Symfony
Symfony is a PHP framework that empowers developers to build scalable, high-performance web applications with reusable components.
Shiny for Python allows you to build reactive web applications using Python, leveraging familiar data science tools and eliminating manual state management.

Shiny for Python is a framework that enables Python developers to build interactive web applications and dashboards. It combines the power of Python with a reactive programming model, automatically managing state and re-rendering components only when necessary. This simplifies the development process and allows developers to focus on delivering insights. Shiny for Python is built on modern Python web technologies like Starlette and asyncio, ensuring robustness and scalability. It supports CSS and JavaScript customization, allowing developers to create rich and interactive user interfaces. Users can easily integrate familiar data science packages like pandas and plotly to create sophisticated applications that leverage AI to query data using natural language. Shiny for Python is designed for data scientists, analysts, and developers who want to create compelling and interactive data experiences with Python.
Shiny for Python is a framework that enables Python developers to build interactive web applications and dashboards.
Explore all tools that specialize in defining ui components and layouts. This domain focus ensures Shiny for Python delivers optimized results for this specific requirement.
Explore all tools that specialize in connecting to data sources and creating visualizations. This domain focus ensures Shiny for Python delivers optimized results for this specific requirement.
Explore all tools that specialize in applying css and javascript for enhanced ui. This domain focus ensures Shiny for Python delivers optimized results for this specific requirement.
Shiny's reactive execution engine automatically updates outputs when their upstream components change, minimizing rerendering and simplifying state management. This allows developers to focus on the application logic rather than managing the execution flow.
Shiny leverages asyncio for asynchronous execution, enabling the creation of highly concurrent and responsive web applications. This allows the application to handle multiple requests simultaneously without blocking.
Shiny offers full support for CSS and JavaScript customization, enabling developers to create rich and interactive user experiences. Developers can use custom CSS styles to style the application and JavaScript to add advanced functionality.
Shiny apps can easily integrate with AI models, allowing users to query data using natural language. Value boxes and dark mode components enhance UI and UX.
Shiny seamlessly integrates with popular Python data visualization libraries like Plotly and Pandas. This allows developers to create interactive charts and graphs to display data in a visually appealing manner.
Install Shiny for Python using pip: `pip install shiny`
Create a new Shiny application directory.
Create a `app.py` file in the directory to define the UI and server logic.
Define the user interface using Shiny's HTML components and layout functions.
Implement the server-side logic to handle user interactions and data processing.
Run the Shiny application using the command `shiny run --reload app.py`.
Access the application in your web browser at the address displayed in the terminal.
All Set
Ready to go
Verified feedback from other users.
"Shiny for Python is an effective tool for creating interactive web applications using Python, leveraging existing data science tools to build interactive dashboards and AI-driven applications quickly."
0Post questions, share tips, and help other users.
Symfony is a PHP framework that empowers developers to build scalable, high-performance web applications with reusable components.

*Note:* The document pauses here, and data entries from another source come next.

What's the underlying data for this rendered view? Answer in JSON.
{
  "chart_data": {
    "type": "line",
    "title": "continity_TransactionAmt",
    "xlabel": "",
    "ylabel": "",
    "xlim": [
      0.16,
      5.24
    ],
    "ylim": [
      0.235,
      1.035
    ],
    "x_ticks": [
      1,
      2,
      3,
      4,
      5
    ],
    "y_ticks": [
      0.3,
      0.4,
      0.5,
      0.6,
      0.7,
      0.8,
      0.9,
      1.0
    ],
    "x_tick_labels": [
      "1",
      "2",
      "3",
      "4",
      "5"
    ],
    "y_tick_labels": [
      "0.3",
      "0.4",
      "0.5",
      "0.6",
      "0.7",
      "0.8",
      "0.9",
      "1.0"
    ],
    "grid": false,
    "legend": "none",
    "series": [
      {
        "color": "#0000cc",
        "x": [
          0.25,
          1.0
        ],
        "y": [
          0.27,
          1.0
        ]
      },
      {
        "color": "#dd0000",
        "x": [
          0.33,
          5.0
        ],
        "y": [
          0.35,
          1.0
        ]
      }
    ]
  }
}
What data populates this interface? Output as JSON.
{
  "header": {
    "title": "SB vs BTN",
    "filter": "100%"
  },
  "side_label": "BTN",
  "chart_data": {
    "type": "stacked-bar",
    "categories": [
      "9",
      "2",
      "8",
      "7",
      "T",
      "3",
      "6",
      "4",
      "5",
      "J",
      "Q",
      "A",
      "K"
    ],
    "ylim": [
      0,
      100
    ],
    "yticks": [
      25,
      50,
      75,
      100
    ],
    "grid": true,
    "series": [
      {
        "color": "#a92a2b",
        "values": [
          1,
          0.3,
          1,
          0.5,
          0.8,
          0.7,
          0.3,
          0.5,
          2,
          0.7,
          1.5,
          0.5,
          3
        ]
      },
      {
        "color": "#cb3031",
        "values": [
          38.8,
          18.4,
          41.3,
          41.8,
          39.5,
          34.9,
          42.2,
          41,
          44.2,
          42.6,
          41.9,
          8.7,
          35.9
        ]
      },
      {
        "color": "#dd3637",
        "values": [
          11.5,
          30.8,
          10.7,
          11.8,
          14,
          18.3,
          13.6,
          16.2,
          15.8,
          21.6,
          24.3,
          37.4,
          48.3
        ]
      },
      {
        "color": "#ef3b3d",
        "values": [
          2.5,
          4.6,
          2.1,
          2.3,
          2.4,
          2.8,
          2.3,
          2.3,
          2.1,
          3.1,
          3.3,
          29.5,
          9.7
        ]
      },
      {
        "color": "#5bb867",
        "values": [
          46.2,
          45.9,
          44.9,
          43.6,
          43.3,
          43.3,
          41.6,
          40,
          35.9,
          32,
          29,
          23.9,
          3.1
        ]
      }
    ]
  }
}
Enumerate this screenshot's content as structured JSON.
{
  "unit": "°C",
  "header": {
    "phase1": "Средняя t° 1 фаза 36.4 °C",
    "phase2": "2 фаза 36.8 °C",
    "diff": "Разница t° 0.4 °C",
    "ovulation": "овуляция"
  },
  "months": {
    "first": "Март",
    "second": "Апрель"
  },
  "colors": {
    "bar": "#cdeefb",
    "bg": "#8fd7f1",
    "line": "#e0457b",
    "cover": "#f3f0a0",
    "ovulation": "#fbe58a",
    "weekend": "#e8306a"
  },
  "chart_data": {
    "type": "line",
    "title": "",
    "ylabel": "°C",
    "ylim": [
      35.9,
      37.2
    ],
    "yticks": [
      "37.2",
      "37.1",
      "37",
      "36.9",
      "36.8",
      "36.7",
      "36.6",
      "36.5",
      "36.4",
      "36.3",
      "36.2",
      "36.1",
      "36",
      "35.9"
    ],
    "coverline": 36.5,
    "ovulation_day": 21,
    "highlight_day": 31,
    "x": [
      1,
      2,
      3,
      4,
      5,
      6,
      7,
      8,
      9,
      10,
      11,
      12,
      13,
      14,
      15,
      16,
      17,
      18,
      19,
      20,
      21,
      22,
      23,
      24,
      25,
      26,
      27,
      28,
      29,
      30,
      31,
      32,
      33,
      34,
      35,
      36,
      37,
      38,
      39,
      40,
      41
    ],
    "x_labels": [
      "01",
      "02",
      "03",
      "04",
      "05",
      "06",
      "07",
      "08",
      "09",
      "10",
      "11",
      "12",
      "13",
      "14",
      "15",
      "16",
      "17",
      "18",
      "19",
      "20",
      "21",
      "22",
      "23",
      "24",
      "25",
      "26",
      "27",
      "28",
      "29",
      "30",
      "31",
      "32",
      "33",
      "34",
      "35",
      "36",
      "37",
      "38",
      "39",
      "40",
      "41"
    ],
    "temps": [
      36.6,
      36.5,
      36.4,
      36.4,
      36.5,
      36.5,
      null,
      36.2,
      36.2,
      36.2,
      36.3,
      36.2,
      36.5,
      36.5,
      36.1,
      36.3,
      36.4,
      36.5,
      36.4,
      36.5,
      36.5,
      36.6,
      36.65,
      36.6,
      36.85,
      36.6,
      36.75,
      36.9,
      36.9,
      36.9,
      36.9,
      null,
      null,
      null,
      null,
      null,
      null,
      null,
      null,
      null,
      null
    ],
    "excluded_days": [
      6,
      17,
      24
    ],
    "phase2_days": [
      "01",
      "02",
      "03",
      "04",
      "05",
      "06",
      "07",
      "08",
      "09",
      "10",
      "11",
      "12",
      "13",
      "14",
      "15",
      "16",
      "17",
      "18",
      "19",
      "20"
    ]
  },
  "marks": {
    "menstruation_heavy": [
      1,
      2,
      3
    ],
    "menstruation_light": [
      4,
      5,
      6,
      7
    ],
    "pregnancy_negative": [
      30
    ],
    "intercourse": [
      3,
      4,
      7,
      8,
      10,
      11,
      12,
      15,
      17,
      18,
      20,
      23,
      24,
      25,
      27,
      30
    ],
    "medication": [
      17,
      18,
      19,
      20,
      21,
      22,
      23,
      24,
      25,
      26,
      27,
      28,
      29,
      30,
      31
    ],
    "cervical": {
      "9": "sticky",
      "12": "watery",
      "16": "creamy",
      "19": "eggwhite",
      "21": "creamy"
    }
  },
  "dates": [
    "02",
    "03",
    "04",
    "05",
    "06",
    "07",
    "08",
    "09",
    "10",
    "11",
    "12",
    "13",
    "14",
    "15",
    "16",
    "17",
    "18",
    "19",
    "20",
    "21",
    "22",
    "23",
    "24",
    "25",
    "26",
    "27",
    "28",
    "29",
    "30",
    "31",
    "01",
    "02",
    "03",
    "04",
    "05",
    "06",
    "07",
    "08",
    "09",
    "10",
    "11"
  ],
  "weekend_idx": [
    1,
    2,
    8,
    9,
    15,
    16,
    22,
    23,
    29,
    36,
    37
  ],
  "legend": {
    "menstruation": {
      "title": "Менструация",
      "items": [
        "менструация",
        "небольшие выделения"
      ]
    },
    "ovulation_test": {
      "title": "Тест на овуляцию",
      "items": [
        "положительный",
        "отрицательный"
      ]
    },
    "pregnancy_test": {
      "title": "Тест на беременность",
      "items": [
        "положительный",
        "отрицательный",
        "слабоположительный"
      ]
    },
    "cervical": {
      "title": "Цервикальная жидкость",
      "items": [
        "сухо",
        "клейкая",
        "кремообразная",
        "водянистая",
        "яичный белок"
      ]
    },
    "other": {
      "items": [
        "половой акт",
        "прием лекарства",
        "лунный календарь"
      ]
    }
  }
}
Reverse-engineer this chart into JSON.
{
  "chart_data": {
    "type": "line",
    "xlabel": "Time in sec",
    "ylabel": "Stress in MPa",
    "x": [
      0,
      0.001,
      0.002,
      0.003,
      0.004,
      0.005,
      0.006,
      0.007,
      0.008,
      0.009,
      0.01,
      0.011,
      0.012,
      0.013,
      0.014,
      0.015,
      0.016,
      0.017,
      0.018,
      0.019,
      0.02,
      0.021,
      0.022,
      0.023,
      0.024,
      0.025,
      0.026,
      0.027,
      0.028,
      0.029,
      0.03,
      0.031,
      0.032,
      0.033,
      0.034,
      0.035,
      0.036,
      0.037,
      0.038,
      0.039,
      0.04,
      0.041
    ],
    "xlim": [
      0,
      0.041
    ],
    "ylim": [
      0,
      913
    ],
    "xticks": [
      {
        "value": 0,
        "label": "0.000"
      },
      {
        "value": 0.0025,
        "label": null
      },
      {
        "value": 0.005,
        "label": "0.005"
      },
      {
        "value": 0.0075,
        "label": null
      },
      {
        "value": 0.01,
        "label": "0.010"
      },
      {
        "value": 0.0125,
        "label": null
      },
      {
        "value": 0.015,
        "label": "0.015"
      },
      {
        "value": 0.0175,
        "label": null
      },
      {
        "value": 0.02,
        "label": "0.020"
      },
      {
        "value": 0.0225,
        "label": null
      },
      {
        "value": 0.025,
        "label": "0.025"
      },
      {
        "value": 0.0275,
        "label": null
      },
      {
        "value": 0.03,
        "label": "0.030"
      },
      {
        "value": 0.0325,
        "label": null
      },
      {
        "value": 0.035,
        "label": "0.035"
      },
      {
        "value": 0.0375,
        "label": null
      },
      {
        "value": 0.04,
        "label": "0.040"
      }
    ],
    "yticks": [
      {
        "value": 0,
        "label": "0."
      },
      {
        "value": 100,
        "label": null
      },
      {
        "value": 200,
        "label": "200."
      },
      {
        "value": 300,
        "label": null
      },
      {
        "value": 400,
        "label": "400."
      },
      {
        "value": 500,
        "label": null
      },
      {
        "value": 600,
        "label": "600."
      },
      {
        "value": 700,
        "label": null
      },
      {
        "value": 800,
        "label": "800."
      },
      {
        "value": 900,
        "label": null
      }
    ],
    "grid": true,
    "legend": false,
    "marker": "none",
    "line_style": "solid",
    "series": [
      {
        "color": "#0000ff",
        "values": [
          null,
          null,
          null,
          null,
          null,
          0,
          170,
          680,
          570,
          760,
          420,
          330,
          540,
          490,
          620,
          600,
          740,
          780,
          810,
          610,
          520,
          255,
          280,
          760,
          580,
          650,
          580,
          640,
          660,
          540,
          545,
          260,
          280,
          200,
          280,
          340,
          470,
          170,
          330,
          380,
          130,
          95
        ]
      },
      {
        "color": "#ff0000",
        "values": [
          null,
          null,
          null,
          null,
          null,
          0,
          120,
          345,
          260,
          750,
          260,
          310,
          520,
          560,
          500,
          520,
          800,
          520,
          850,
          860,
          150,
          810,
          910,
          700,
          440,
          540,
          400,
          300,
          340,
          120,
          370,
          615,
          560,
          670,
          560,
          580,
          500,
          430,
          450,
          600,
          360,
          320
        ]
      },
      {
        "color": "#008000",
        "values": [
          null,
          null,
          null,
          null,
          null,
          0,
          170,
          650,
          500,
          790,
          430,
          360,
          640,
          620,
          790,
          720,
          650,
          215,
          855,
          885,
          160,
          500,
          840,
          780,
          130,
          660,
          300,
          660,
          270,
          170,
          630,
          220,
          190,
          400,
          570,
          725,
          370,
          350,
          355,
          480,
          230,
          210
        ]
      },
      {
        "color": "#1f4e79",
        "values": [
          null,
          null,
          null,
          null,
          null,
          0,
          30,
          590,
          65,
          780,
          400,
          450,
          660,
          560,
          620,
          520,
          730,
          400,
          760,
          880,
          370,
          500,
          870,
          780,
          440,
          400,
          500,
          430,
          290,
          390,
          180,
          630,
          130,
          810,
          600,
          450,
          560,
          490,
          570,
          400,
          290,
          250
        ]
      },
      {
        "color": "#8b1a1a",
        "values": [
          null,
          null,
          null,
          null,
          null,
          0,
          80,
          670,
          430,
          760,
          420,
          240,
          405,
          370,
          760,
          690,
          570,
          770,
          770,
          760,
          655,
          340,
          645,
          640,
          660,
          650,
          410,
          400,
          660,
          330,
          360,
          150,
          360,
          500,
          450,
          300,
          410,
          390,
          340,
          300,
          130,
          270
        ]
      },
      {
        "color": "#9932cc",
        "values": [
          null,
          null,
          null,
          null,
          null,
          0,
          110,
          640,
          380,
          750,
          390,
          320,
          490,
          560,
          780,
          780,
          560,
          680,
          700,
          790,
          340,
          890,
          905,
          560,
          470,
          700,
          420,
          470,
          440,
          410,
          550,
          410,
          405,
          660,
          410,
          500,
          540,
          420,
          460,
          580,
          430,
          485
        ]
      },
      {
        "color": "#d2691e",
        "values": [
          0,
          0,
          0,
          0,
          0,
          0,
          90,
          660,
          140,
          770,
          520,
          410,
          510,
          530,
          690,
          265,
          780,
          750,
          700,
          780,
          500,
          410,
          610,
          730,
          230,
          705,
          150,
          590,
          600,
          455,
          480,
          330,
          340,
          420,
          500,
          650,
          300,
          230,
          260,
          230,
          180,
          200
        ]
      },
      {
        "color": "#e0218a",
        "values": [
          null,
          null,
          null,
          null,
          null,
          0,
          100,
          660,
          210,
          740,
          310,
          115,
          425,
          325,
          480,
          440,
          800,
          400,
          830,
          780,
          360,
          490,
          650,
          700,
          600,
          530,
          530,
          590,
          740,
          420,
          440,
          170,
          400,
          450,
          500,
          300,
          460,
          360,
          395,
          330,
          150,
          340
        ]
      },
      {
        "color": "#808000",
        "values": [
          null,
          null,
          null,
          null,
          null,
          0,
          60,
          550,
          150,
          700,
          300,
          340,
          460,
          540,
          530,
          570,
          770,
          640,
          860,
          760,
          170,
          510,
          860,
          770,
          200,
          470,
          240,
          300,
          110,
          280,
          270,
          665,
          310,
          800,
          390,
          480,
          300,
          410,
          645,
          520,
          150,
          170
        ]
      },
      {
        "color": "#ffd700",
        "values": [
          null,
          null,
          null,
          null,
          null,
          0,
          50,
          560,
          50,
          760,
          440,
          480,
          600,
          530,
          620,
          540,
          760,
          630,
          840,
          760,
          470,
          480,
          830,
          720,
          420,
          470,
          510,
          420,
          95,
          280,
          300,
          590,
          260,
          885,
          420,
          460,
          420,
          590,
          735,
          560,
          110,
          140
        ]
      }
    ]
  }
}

The lightweight Python micro-framework for modular web applications and AI inference serving.

The web framework for content-driven websites with ultra-fast performance via Islands Architecture.
KITTI Dataset provides a suite of real-world computer vision benchmarks for autonomous driving research and development.
Kapa.ai builds accurate AI agents from your technical documentation and other sources, enabling deployment across support, documentation, and internal teams.
K9s is a terminal-based UI to interact with and manage Kubernetes clusters in real-time.
k3d is a lightweight Kubernetes distribution focused on providing a fast, simple, and local Kubernetes experience for development and testing.
Jsonnet is a configuration language that helps app and tool developers generate config data and manage sprawling configurations.